Nell’introdurre la discussione Ignazio Musu ha sottolineato come le due relazioni focalizzassero come punto comune i processi di patologia dei conflitti e di loro risoluzione. Le domande sollevate sono in definitiva: come avviene il passaggio dal conflitto alla guerra? E come avviene il passaggio dal conflitto alla pace?
La sessione pomeridiana si è aperta con la relazione di Marco Eugenio Vannini: Mercato e conflitti: un bilancio parziale alla luce dei riscontri empirici. Vannini ha provato a tracciare un quadro di bilancio dei conflitti attuali in chiave economica, anche se sono coinvolti aspetti etici, sociologici e psicologici. Lo scenario mondiale è stato dominato da una lunga fase di liberalizzazione e da tendenze all’integrazione. Gli standard di misurazione della povertà presentano problemi di oggettività della misura: un dato assoluto è quello di quanta parte della popolazione mondiale vive con meno di un dollaro al giorno e sappiamo che questa percentuale della popolazione va diminuendo – considerando il periodo dal 1950 al 1992. Tuttavia analizzando il dato assoluto si vede facilmente come questo trend è influenzato pesantemente da Cina e India. Questo cambia le valutazioni da dare sulla povertà, soprattutto per ciò che riguarda l’Africa subsahariana. E la valutazione si complica ulteriormente considerando altri indicatori sociali, quali la mortalità, le malattie, la speranza di vita. Questi dati, rapportati agli indicatori demografici in crescita, ci restituiscono un quadro nel quale invece il numero dei poveri è aumentato.

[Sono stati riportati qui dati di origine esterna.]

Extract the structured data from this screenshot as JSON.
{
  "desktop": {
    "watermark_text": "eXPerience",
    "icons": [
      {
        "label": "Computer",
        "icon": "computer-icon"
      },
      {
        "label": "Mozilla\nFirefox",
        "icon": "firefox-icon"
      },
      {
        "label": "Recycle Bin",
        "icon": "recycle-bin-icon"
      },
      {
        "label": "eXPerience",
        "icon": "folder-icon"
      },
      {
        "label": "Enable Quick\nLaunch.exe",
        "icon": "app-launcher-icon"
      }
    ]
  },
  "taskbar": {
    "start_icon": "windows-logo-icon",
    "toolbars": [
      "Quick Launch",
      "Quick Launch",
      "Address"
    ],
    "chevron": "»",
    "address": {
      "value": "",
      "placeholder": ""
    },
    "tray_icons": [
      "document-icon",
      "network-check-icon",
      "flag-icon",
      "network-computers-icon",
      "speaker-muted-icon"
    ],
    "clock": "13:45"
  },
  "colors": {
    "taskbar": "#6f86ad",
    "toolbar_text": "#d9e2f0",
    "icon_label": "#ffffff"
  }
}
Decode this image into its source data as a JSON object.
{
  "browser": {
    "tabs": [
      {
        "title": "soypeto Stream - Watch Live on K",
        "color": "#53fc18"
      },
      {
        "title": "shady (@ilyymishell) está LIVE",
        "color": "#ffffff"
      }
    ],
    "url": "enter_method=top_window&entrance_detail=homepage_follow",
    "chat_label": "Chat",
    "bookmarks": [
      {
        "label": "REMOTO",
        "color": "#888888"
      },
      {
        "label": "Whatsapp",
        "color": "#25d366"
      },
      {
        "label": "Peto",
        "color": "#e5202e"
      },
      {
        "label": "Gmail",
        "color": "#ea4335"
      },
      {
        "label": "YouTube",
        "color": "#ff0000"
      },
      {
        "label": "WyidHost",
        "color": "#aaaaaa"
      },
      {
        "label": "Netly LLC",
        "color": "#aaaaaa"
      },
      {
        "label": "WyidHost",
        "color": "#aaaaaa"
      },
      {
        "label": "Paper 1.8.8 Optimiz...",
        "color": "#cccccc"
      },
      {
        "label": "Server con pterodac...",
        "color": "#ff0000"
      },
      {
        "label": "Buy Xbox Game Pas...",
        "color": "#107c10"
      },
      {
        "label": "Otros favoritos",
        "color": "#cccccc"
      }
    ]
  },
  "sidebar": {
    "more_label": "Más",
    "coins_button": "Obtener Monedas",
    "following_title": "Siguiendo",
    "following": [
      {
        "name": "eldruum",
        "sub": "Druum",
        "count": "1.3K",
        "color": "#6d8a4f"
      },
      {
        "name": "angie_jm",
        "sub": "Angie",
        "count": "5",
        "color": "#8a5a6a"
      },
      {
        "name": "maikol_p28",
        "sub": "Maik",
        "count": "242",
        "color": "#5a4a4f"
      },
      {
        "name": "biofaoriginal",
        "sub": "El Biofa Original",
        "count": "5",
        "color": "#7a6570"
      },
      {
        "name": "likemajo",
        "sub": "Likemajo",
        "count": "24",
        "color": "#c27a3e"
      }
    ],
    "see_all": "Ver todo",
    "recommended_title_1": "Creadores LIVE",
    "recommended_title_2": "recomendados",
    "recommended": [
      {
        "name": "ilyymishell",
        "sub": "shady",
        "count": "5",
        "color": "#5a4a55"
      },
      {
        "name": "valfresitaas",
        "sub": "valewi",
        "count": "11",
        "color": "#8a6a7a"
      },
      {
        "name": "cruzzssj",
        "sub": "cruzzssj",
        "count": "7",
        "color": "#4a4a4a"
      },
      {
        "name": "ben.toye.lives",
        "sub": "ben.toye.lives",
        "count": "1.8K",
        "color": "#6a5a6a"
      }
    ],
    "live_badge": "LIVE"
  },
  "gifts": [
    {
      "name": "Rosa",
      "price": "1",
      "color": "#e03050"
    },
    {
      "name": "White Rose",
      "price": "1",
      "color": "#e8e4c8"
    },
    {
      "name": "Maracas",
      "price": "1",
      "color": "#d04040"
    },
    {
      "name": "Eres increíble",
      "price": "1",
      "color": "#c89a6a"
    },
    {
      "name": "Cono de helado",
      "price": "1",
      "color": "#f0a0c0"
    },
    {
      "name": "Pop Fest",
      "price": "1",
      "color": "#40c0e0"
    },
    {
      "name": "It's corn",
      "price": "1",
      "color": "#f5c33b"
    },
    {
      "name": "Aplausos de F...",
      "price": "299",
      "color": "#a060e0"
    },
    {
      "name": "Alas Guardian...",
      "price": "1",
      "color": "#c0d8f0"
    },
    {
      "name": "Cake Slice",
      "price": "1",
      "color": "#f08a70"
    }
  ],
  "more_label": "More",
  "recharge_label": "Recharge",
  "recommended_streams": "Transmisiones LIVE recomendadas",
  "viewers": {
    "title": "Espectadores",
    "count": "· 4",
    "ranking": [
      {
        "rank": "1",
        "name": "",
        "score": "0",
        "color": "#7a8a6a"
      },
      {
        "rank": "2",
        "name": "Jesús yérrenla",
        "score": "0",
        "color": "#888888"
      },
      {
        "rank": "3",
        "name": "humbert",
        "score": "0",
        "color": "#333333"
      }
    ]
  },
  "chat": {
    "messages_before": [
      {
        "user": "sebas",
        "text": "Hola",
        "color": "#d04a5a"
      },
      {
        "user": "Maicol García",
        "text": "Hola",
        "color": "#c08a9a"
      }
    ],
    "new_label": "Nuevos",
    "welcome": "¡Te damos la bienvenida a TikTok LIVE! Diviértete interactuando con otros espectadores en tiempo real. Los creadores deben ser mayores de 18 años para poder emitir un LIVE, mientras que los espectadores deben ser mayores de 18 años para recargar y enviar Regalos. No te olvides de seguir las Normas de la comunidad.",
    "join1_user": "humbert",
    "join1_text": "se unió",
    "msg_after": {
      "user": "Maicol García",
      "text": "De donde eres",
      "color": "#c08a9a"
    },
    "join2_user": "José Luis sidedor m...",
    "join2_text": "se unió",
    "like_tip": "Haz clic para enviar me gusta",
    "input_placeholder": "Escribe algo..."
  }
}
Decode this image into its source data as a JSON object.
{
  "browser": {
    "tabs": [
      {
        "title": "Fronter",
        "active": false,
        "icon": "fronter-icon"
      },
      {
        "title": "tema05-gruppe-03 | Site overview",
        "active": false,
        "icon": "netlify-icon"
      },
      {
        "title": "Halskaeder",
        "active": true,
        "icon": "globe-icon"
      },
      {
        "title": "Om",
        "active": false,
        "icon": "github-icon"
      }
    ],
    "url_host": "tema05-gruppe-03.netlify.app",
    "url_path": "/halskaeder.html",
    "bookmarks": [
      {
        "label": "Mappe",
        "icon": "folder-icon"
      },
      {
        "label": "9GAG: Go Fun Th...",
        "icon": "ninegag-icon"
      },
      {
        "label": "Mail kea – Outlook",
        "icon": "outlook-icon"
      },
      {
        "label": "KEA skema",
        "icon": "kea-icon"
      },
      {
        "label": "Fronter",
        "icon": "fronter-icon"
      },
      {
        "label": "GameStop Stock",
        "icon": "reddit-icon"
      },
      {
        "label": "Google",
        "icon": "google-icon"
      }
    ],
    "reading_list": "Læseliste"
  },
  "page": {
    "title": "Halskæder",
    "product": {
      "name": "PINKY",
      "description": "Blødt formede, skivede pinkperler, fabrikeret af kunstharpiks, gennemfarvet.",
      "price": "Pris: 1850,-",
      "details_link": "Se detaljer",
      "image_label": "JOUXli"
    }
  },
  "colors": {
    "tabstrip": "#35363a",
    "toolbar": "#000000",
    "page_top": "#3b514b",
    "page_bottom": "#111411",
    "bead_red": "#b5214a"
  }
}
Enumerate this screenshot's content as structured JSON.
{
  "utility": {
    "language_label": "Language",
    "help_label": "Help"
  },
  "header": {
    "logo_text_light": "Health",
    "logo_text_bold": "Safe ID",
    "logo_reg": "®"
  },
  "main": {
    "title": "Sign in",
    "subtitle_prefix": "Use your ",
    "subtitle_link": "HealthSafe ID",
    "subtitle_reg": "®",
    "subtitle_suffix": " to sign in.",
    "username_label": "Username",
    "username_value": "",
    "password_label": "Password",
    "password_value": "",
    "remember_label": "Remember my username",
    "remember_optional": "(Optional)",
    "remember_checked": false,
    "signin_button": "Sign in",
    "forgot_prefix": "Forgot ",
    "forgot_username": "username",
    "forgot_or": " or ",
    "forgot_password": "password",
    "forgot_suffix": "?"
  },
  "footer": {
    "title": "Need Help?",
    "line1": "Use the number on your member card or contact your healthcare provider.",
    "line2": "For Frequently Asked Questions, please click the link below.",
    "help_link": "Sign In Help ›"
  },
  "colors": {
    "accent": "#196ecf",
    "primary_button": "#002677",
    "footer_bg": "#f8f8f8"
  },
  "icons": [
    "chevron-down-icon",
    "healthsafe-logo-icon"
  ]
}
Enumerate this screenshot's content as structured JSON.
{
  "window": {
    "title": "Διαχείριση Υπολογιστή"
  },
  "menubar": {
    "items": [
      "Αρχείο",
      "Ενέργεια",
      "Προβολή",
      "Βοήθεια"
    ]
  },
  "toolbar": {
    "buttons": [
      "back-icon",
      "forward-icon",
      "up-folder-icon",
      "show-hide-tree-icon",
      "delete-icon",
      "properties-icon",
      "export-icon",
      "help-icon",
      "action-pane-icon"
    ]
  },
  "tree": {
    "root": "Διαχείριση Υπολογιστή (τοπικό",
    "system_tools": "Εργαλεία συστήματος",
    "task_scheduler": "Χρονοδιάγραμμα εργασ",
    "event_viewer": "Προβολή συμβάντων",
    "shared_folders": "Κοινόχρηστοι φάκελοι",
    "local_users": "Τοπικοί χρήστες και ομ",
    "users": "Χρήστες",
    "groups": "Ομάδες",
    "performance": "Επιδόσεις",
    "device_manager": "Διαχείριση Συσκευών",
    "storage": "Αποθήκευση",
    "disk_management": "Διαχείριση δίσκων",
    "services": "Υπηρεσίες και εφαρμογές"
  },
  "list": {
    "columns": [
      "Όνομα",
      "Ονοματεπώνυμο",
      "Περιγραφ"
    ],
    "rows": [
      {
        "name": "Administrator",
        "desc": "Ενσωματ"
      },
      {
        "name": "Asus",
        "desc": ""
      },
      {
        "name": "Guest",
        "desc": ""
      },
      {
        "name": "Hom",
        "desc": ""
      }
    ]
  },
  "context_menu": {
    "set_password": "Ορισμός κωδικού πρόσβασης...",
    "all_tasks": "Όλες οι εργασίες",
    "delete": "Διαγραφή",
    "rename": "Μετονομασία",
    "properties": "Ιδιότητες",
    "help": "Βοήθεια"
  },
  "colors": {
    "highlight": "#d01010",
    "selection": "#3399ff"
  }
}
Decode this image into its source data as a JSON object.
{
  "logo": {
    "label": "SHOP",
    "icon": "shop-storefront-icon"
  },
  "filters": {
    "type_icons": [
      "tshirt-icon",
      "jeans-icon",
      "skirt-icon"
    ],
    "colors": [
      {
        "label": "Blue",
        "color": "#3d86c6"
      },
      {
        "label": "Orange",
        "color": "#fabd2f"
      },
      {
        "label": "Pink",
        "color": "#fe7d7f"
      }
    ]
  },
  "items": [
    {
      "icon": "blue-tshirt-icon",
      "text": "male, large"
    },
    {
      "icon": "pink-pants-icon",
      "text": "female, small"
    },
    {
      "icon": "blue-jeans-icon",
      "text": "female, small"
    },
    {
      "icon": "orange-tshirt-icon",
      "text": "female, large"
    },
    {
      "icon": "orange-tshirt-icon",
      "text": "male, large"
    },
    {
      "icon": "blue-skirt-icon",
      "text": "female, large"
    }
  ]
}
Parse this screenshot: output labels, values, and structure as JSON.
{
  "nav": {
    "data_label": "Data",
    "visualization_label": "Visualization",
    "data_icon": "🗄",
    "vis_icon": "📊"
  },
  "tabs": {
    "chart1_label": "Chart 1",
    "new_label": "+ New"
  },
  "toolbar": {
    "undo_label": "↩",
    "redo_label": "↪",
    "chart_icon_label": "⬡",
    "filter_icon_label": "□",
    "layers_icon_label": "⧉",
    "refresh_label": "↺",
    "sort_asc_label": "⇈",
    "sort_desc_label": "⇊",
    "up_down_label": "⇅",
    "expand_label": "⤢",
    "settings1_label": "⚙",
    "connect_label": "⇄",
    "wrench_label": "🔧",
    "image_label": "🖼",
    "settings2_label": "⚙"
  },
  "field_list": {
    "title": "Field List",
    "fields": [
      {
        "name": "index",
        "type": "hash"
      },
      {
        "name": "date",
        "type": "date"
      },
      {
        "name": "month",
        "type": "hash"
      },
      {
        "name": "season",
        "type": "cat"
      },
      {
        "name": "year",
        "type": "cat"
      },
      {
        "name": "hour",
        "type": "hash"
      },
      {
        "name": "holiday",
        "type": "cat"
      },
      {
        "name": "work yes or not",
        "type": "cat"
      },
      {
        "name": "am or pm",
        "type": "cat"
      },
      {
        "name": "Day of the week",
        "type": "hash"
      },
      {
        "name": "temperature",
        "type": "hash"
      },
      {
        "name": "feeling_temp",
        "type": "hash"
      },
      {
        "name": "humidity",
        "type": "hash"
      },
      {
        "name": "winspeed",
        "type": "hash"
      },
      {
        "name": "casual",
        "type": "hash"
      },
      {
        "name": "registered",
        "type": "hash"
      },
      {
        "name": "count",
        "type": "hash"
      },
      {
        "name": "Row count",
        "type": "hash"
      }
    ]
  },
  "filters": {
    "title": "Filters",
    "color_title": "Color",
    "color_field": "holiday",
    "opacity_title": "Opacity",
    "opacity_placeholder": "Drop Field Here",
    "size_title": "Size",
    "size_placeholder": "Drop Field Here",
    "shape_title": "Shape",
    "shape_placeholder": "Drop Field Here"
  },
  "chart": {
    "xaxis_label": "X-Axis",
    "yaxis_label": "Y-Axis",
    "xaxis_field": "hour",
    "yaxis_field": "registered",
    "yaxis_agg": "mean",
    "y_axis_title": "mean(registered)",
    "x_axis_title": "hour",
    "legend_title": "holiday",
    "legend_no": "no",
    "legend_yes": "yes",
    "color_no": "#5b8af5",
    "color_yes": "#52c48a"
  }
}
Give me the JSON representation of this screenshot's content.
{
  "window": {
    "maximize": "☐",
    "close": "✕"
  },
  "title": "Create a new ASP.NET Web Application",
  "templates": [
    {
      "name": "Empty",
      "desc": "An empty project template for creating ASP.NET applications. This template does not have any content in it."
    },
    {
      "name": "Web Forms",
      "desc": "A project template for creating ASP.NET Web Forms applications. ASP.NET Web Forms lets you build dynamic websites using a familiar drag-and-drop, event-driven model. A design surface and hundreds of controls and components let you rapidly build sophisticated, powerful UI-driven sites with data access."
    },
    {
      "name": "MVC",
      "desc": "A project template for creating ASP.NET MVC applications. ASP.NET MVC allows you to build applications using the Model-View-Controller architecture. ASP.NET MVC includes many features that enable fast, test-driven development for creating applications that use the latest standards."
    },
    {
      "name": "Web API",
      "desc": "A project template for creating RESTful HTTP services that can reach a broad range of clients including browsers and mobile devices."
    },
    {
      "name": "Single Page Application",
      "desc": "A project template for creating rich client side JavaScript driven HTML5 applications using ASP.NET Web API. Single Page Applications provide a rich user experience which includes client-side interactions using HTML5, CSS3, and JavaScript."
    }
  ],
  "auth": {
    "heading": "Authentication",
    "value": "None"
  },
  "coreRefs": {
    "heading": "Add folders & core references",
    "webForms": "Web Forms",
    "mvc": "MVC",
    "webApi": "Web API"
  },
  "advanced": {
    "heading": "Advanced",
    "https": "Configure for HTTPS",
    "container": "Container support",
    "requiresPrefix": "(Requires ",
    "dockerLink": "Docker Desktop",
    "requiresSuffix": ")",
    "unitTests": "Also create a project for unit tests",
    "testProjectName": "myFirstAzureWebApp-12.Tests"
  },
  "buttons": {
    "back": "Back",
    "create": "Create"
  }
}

La relazione di Lorenzo Sacconi, Conflitto o cooperazione tra impresa e società? La risposta basata sul contratto sociale, è ritornata a questioni più teoriche e di modelli, inquadrando il ruolo delle norme morali in economia. Sacconi ha posto il problema se il mercato sia in grado di generare un ordine spontaneo capace di armonizzare gli interessi in conflitto in modo che si affermi la logica del mutuo vantaggio. In un primo passaggio argomentativo Sacconi ha risposto alla questione posta in termini negativi, se si rimane all’interno del mercato come meccanismo o ordinamento fatto di contratti tra singoli e imprese o di relazioni gerarchiche tra imprese. La realtà dell’impresa, al di fuori da rappresentazioni ideali di concorrenza perfetta, presenta situazioni di abuso di autorità e le norme sociali, come comportamenti ripetuti degli agenti in gioco, non svolgono una particolare funzione e non sono esplicite. In un secondo passaggio argomentativo Sacconi ha introdotto uno scenario regolato da norme morali esplicite, da intendersi come codici etici e standard di governo dell’impresa, annunciati e concordati nel dialogo sociale, ed efficaci per via della autoimposizione da parte delle imprese. La possibilità di rispondere positivamente alla domanda su un ordine possibile del mercato viene per Sacconi dalle tre funzioni assolte dalle norme morali esplicite: la funzione normativa come base della responsabilità sociale dell’impresa; la funzione cognitiva, che consente il formarsi di aspettative determinate anche là dove il contesto di conoscenza presenta tratti di incompletezza; la funzione motivazionale, che opera sul meccanismo della reputazione con premi e punizioni endogene e determina preferenze conformiste orientate all’equità. Quest’ultima è alla base di comportamenti (consumo critico, movimenti di cittadini per la responsabilità sociale delle imprese, boicottaggio di certi beni di consumo) che altrimenti non potrebbero essere intesi che come irrazionali e antieconomici. Sacconi ha inteso in definitiva rispondere allo scetticismo di molti teorici e osservatori riguardo l’autoregolazione, senza per questo negare la funzione delle architetture giuridiche, che dal processo di crescita delle norme morali debbono trarre alimento.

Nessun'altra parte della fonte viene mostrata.